As a Democrat, Martinez supports Kamala Harris and was even featured in one of her campaign ads. He had already made up his mind. However, many of his listeners who responded to the “garbage” comments were politically inactive people who are now disappearing from the sidelines.

“A lot of the comments we got and the calls we got were people who didn’t care and weren’t engaged,” Martinez said. “They’ve had enough of all the talk about politics and now all of a sudden their pride is hurt and now they’re going to vote.”

Martinez’s stations in Philadelphia, Allentown, Reading, Harrisburg, Lancaster and York reach about 250,000 Latinos, most of them of Puerto Rican descent.

Guillermo Lopez was born in Bethlehem, near Allentown, after his father was recruited from Puerto Rico to work at the Bethlehem steel mill.

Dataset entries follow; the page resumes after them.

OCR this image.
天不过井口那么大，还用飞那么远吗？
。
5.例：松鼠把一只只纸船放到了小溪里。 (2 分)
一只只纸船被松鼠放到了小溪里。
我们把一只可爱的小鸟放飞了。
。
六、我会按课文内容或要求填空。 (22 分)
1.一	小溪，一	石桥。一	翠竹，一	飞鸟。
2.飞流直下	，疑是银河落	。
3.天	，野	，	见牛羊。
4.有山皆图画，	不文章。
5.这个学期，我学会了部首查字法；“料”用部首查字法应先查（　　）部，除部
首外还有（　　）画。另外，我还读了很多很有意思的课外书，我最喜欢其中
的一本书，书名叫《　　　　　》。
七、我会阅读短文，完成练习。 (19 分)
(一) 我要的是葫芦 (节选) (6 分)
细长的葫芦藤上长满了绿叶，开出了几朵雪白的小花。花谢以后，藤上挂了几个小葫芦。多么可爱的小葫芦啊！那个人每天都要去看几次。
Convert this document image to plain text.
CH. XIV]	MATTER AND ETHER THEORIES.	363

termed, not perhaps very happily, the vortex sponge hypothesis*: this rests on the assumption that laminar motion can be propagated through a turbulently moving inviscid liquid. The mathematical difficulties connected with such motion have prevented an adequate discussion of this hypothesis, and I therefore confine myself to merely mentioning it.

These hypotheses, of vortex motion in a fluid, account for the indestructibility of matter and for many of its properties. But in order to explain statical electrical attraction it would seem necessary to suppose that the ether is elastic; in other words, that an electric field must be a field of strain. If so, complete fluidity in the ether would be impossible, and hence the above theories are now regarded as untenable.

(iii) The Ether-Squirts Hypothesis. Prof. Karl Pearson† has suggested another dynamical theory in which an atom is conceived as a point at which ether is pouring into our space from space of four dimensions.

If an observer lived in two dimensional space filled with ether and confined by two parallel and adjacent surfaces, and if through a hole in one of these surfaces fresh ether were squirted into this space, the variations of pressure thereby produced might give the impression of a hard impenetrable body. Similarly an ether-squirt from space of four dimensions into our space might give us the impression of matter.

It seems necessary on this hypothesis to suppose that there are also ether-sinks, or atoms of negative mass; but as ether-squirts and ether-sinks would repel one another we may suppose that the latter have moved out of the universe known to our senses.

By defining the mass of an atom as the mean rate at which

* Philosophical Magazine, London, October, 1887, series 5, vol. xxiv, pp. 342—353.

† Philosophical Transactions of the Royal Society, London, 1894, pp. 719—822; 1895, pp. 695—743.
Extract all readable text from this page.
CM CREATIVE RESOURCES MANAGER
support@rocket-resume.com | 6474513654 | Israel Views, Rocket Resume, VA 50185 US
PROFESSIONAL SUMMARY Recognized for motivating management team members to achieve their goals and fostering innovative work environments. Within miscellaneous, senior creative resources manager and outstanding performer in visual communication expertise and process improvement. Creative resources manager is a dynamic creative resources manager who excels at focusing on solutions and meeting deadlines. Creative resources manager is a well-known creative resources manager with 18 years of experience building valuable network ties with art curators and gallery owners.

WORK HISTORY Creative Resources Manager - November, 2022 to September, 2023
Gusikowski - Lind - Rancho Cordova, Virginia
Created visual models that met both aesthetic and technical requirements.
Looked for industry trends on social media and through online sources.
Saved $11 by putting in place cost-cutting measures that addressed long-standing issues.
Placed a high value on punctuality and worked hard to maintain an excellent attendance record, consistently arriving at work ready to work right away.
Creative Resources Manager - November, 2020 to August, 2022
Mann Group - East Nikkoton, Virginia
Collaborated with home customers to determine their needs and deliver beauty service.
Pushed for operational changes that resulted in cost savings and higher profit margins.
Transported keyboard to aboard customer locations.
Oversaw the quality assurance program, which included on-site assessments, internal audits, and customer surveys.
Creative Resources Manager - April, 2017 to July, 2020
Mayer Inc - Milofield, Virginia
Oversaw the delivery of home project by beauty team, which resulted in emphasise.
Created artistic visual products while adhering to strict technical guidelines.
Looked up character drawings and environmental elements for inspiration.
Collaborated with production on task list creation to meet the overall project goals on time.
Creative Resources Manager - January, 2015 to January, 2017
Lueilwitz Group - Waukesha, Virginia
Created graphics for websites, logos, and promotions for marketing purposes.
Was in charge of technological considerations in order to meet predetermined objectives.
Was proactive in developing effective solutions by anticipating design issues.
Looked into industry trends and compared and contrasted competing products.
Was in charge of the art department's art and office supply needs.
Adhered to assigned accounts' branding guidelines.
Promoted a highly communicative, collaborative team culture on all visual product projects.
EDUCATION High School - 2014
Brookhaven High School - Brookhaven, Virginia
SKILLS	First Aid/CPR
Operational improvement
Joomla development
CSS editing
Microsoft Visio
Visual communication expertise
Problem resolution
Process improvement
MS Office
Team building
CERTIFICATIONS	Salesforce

Lopez followed his father into the mill and worked there for 27 years.

A former union leader, he has been involved in Democratic politics for decades and is also a leader in the area’s Hispanic community, serving as vice chair of the Lehigh Valley Hispanic Center.

Lopez has opposed Trump since the former president descended the golden escalator at Trump Tower to announce his first presidential campaign in 2015.

“As a Latino, as a Puerto Rican, it was just abhorrent the whole time,” Lopez said of Trump’s time in office at the height of American politics. “He started with a dog whistle… but now they have a full megaphone.”

Lopez is a vocal activist. But now, after Hinchcliffe’s comments, even people he knows who haven’t commented on politics are speaking out. He quoted three different Facebook friends who had posted that they wouldn’t vote but now do.

“Ever since this happened, it’s like someone gave a bat signal and they came out of the doom,” he said.